Three or four? Markets will be transfixed on that question this week as Federal Reserve policymakers either maintain their forecast for three interest rate hikes this year or bump it to four.
Economists are divided on which way Fed officials will go.
The Fed also is expected to raise its key rate by a quarter percentage point, but that's packing less suspense since it's expected. Also on tap: reports on home sales and business investment.
There's little doubt the Fed will lift its benchmark interest rate to a range of 1.5 percent to 1.75 percent at a two-day meeting that ends Wednesday. Analysts say there's a 95 percent chance the Fed will act, according to CME Group. It would be the central bank's sixth rate hike since late 2015. Several Fed policymakers have hinted they may boost their forecast for 2018 from three hikes to four amid a low 4.1 percent unemployment rate, a surging global economy and federal tax cuts and spending increases that will further juice the economy.
Nomura economist Lewis Alexander believes policymakers' median forecast will rise to four, but Morgan Stanley predicts it will stay at three while the projection for 2019 shifts to four hikes from three.

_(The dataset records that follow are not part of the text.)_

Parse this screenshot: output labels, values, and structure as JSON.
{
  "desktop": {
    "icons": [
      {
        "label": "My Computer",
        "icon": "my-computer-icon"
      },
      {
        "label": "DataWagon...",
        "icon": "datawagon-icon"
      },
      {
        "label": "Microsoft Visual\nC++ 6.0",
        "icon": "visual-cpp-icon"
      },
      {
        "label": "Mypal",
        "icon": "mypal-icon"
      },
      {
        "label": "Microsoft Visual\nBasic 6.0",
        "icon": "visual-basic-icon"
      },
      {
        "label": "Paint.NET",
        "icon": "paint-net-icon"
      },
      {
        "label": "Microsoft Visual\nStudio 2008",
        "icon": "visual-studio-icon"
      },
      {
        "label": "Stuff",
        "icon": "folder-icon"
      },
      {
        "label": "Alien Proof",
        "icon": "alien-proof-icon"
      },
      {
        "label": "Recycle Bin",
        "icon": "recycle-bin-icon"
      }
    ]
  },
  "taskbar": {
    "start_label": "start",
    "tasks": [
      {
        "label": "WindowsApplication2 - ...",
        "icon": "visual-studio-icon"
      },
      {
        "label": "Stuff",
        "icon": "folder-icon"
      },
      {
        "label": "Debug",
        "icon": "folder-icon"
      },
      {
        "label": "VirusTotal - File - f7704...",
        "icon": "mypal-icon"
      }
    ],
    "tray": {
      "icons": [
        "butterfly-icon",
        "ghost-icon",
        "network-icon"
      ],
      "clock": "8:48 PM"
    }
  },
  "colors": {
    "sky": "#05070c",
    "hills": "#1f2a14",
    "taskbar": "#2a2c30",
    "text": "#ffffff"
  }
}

The meeting will also be the first for Jerome Powell as new Fed chairman.
Existing home sales fell in both December and January. Although solid job and income growth have fueled demand, housing supply shortages have crimped purchases. Economists expect the National Association of Realtors to report a modest 0.9 percent increase in existing home sales last month to a seasonally adjusted annual rate of 5.43 million.

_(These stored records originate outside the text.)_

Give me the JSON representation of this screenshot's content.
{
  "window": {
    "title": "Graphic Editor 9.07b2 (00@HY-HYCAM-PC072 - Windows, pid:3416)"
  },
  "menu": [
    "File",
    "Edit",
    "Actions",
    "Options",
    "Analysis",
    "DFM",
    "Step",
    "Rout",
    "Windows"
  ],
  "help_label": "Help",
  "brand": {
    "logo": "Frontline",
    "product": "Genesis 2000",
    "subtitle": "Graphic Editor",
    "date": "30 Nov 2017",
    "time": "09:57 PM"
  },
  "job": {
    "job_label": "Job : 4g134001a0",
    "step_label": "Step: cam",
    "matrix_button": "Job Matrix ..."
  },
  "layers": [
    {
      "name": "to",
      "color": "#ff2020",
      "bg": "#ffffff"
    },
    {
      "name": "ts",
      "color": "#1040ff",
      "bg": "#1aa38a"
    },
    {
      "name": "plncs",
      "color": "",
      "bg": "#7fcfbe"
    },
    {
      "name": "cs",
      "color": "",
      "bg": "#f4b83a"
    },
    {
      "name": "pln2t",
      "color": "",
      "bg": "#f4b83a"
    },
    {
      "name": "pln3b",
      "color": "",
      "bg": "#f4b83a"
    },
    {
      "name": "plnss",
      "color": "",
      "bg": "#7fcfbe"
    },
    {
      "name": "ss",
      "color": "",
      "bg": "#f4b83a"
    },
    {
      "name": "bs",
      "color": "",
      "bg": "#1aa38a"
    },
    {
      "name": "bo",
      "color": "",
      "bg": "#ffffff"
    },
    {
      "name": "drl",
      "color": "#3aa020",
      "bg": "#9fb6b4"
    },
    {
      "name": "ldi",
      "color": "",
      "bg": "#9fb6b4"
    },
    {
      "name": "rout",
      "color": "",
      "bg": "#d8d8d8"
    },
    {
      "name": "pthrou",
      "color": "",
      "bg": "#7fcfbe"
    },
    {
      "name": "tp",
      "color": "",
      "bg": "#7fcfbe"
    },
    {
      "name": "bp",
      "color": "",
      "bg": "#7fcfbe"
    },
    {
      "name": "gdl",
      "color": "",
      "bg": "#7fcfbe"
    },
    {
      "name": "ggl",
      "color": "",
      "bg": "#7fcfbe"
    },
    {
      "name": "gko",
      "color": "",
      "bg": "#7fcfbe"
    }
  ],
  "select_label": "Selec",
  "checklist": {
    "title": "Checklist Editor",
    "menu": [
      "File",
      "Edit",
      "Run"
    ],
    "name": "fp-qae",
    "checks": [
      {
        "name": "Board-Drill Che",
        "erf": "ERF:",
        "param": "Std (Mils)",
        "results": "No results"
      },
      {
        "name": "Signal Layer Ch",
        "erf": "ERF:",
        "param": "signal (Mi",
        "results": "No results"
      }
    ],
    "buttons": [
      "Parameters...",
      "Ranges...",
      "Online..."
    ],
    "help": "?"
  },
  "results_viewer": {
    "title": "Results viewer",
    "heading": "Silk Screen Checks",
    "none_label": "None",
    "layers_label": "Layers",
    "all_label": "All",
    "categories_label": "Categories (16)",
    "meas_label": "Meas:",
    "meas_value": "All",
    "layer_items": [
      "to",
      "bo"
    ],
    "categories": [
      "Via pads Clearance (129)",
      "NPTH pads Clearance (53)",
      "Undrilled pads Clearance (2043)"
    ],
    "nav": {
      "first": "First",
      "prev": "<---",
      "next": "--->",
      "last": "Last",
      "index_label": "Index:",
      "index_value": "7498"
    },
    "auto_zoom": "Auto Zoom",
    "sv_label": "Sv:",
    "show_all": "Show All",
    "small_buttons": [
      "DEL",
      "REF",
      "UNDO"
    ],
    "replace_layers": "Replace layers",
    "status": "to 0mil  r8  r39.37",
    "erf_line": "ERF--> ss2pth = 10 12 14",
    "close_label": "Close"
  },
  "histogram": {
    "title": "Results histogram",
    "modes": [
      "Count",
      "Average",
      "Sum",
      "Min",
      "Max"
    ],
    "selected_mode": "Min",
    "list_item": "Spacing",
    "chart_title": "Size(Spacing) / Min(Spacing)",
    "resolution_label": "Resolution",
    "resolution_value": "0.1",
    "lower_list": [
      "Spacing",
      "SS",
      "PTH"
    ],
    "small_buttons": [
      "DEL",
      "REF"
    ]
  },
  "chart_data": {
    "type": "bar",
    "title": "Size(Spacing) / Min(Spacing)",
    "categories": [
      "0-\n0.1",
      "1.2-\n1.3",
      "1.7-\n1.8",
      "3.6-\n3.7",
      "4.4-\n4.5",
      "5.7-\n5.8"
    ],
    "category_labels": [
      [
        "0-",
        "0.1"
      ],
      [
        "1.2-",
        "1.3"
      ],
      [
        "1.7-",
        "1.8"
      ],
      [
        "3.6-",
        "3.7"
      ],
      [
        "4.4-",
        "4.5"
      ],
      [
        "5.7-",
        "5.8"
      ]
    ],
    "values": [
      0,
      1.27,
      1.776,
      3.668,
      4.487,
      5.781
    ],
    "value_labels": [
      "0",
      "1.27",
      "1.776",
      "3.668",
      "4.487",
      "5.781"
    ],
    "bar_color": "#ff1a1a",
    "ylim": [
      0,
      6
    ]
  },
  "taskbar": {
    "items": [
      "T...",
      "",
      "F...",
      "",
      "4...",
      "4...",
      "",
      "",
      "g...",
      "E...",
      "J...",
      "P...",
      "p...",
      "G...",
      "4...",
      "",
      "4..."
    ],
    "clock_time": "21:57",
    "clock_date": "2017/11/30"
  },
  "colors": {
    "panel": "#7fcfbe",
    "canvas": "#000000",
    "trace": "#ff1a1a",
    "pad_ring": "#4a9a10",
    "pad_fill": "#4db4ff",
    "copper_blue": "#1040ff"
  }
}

New home sales are similarly caught between conflicting forces. The sturdy labor market and strong consumer confidence support demand, but rising home prices and mortgage rates have discouraged buyers, Alexander says. Builders also face shortages of construction workers and lots. After two months of declines, economists expect Commerce on Friday to announce that new home sales rose 4.6 percent in February to an annual rate of 620,000.

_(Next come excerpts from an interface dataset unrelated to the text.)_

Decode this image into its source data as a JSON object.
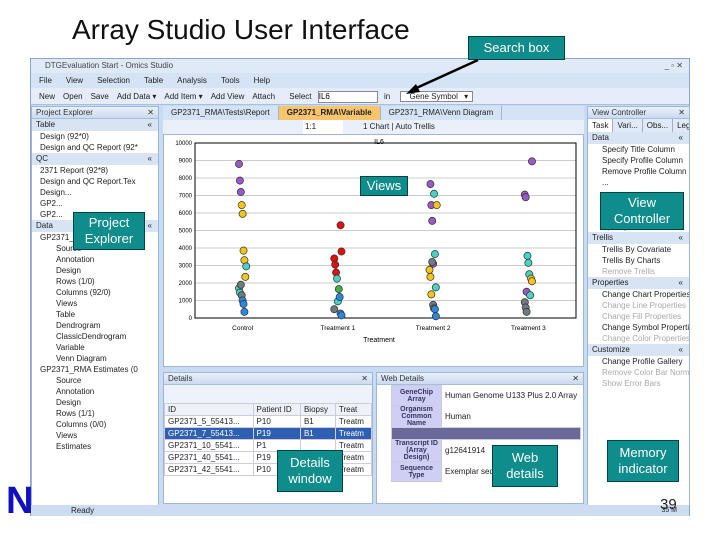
{
  "slide": {
    "title": "Array Studio User Interface",
    "slide_number": "39",
    "logo_letter": "N"
  },
  "callouts": {
    "search": "Search box",
    "views": "Views",
    "explorer": "Project Explorer",
    "controller": "View Controller",
    "details": "Details window",
    "web": "Web details",
    "memory": "Memory indicator"
  },
  "window": {
    "title": "DTGEvaluation Start - Omics Studio",
    "status": "Ready",
    "memory": "35 M"
  },
  "menu": [
    "File",
    "View",
    "Selection",
    "Table",
    "Analysis",
    "Tools",
    "Help"
  ],
  "toolbar": {
    "buttons": [
      "New",
      "Open",
      "Save",
      "Add Data ▾",
      "Add Item ▾",
      "Add View",
      "Attach"
    ],
    "select_label": "Select",
    "select_value": "IL6",
    "in_label": "in",
    "in_value": "Gene Symbol"
  },
  "explorer": {
    "title": "Project Explorer",
    "sections": [
      {
        "name": "Table",
        "items": [
          "Design (92*0)",
          "Design and QC Report (92*"
        ]
      },
      {
        "name": "QC",
        "items": [
          "2371 Report (92*8)",
          "Design and QC Report.Tex",
          "Design...",
          "GP2...",
          "GP2..."
        ]
      },
      {
        "name": "Data",
        "items": [
          "GP2371_RMA (54675*92)",
          "Source",
          "Annotation",
          "Design",
          "Rows (1/0)",
          "Columns (92/0)",
          "Views",
          "Table",
          "Dendrogram",
          "ClassicDendrogram",
          "Variable",
          "Venn Diagram",
          "GP2371_RMA Estimates (0",
          "Source",
          "Annotation",
          "Design",
          "Rows (1/1)",
          "Columns (0/0)",
          "Views",
          "Estimates"
        ]
      }
    ]
  },
  "tabs": [
    "GP2371_RMA\\Tests\\Report",
    "GP2371_RMA\\Variable",
    "GP2371_RMA\\Venn Diagram"
  ],
  "view_toolbar": {
    "zoom": "1:1",
    "chart": "1 Chart",
    "trellis": "Auto Trellis"
  },
  "chart_data": {
    "type": "scatter",
    "title": "IL6",
    "xlabel": "Treatment",
    "ylabel": "",
    "ylim": [
      0,
      10000
    ],
    "yticks": [
      0,
      1000,
      2000,
      3000,
      4000,
      5000,
      6000,
      7000,
      8000,
      9000,
      10000
    ],
    "categories": [
      "Control",
      "Treatment 1",
      "Treatment 2",
      "Treatment 3"
    ],
    "grid": true,
    "colors": {
      "purple": "#9b59c6",
      "yellow": "#f5c518",
      "teal": "#45d3c3",
      "gray": "#6e7a80",
      "blue": "#2e86de",
      "red": "#e01010",
      "green": "#3cb043"
    },
    "points": [
      [
        "Control",
        8800,
        "purple"
      ],
      [
        "Control",
        7850,
        "purple"
      ],
      [
        "Control",
        7200,
        "purple"
      ],
      [
        "Control",
        6450,
        "yellow"
      ],
      [
        "Control",
        5950,
        "yellow"
      ],
      [
        "Control",
        3850,
        "yellow"
      ],
      [
        "Control",
        3300,
        "yellow"
      ],
      [
        "Control",
        2350,
        "yellow"
      ],
      [
        "Control",
        2950,
        "teal"
      ],
      [
        "Control",
        1700,
        "teal"
      ],
      [
        "Control",
        1450,
        "teal"
      ],
      [
        "Control",
        1900,
        "gray"
      ],
      [
        "Control",
        1300,
        "gray"
      ],
      [
        "Control",
        1000,
        "blue"
      ],
      [
        "Control",
        800,
        "blue"
      ],
      [
        "Control",
        350,
        "blue"
      ],
      [
        "Treatment 1",
        5300,
        "red"
      ],
      [
        "Treatment 1",
        3800,
        "red"
      ],
      [
        "Treatment 1",
        3400,
        "red"
      ],
      [
        "Treatment 1",
        3050,
        "red"
      ],
      [
        "Treatment 1",
        2600,
        "red"
      ],
      [
        "Treatment 1",
        2250,
        "teal"
      ],
      [
        "Treatment 1",
        950,
        "teal"
      ],
      [
        "Treatment 1",
        1650,
        "green"
      ],
      [
        "Treatment 1",
        1200,
        "blue"
      ],
      [
        "Treatment 1",
        250,
        "blue"
      ],
      [
        "Treatment 1",
        150,
        "blue"
      ],
      [
        "Treatment 1",
        500,
        "gray"
      ],
      [
        "Treatment 2",
        7650,
        "purple"
      ],
      [
        "Treatment 2",
        6450,
        "purple"
      ],
      [
        "Treatment 2",
        5550,
        "purple"
      ],
      [
        "Treatment 2",
        3100,
        "purple"
      ],
      [
        "Treatment 2",
        7100,
        "teal"
      ],
      [
        "Treatment 2",
        3650,
        "teal"
      ],
      [
        "Treatment 2",
        1750,
        "teal"
      ],
      [
        "Treatment 2",
        6450,
        "yellow"
      ],
      [
        "Treatment 2",
        2750,
        "yellow"
      ],
      [
        "Treatment 2",
        2350,
        "yellow"
      ],
      [
        "Treatment 2",
        1350,
        "yellow"
      ],
      [
        "Treatment 2",
        3200,
        "gray"
      ],
      [
        "Treatment 2",
        750,
        "gray"
      ],
      [
        "Treatment 2",
        550,
        "gray"
      ],
      [
        "Treatment 2",
        500,
        "blue"
      ],
      [
        "Treatment 2",
        100,
        "blue"
      ],
      [
        "Treatment 3",
        8950,
        "purple"
      ],
      [
        "Treatment 3",
        7050,
        "purple"
      ],
      [
        "Treatment 3",
        6900,
        "purple"
      ],
      [
        "Treatment 3",
        1500,
        "purple"
      ],
      [
        "Treatment 3",
        3550,
        "teal"
      ],
      [
        "Treatment 3",
        3150,
        "teal"
      ],
      [
        "Treatment 3",
        2500,
        "teal"
      ],
      [
        "Treatment 3",
        1300,
        "teal"
      ],
      [
        "Treatment 3",
        2250,
        "yellow"
      ],
      [
        "Treatment 3",
        2100,
        "yellow"
      ],
      [
        "Treatment 3",
        900,
        "gray"
      ],
      [
        "Treatment 3",
        600,
        "gray"
      ],
      [
        "Treatment 3",
        350,
        "gray"
      ]
    ]
  },
  "controller": {
    "title": "View Controller",
    "tabs": [
      "Task",
      "Vari...",
      "Obs...",
      "Leg..."
    ],
    "sections": [
      {
        "name": "Data",
        "items": [
          [
            "Specify Title Column",
            1
          ],
          [
            "Specify Profile Column",
            1
          ],
          [
            "Remove Profile Column",
            1
          ],
          [
            "...",
            1
          ],
          [
            "...",
            1
          ],
          [
            "...",
            1
          ],
          [
            "...",
            1
          ],
          [
            "Specify Transformation",
            1
          ]
        ]
      },
      {
        "name": "Trellis",
        "items": [
          [
            "Trellis By Covariate",
            1
          ],
          [
            "Trellis By Charts",
            1
          ],
          [
            "Remove Trellis",
            0
          ]
        ]
      },
      {
        "name": "Properties",
        "items": [
          [
            "Change Chart Properties",
            1
          ],
          [
            "Change Line Properties",
            0
          ],
          [
            "Change Fill Properties",
            0
          ],
          [
            "Change Symbol Properties",
            1
          ],
          [
            "Change Color Properties",
            0
          ]
        ]
      },
      {
        "name": "Customize",
        "items": [
          [
            "Change Profile Gallery",
            1
          ],
          [
            "Remove Color Bar Normali",
            0
          ],
          [
            "Show Error Bars",
            0
          ]
        ]
      }
    ]
  },
  "details": {
    "title": "Details",
    "columns": [
      "ID",
      "Patient ID",
      "Biopsy",
      "Treat"
    ],
    "rows": [
      [
        "GP2371_5_55413...",
        "P10",
        "B1",
        "Treatm"
      ],
      [
        "GP2371_7_55413...",
        "P19",
        "B1",
        "Treatm"
      ],
      [
        "GP2371_10_5541...",
        "P1",
        "",
        "Treatm"
      ],
      [
        "GP2371_40_5541...",
        "P19",
        "",
        "Treatm"
      ],
      [
        "GP2371_42_5541...",
        "P10",
        "",
        "Treatm"
      ]
    ],
    "selected": 1
  },
  "web": {
    "title": "Web Details",
    "rows": [
      [
        "GeneChip Array",
        "Human Genome U133 Plus 2.0 Array"
      ],
      [
        "Organism Common Name",
        "Human"
      ],
      [
        "",
        ""
      ],
      [
        "Transcript ID (Array Design)",
        "g12641914"
      ],
      [
        "Sequence Type",
        "Exemplar seq..."
      ]
    ]
  }
}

Commerce will publish its monthly tally of business orders for durable goods such as computers and factory equipment. Orders for capital goods excluding aircraft and defense – a proxy for business investment – edged down in December and January. But business fundamentals are healthy amid a resurgent global economy and oil industry. Economists expect a rebound in February with the key measure of capital goods orders rising a robust 0.8 percent.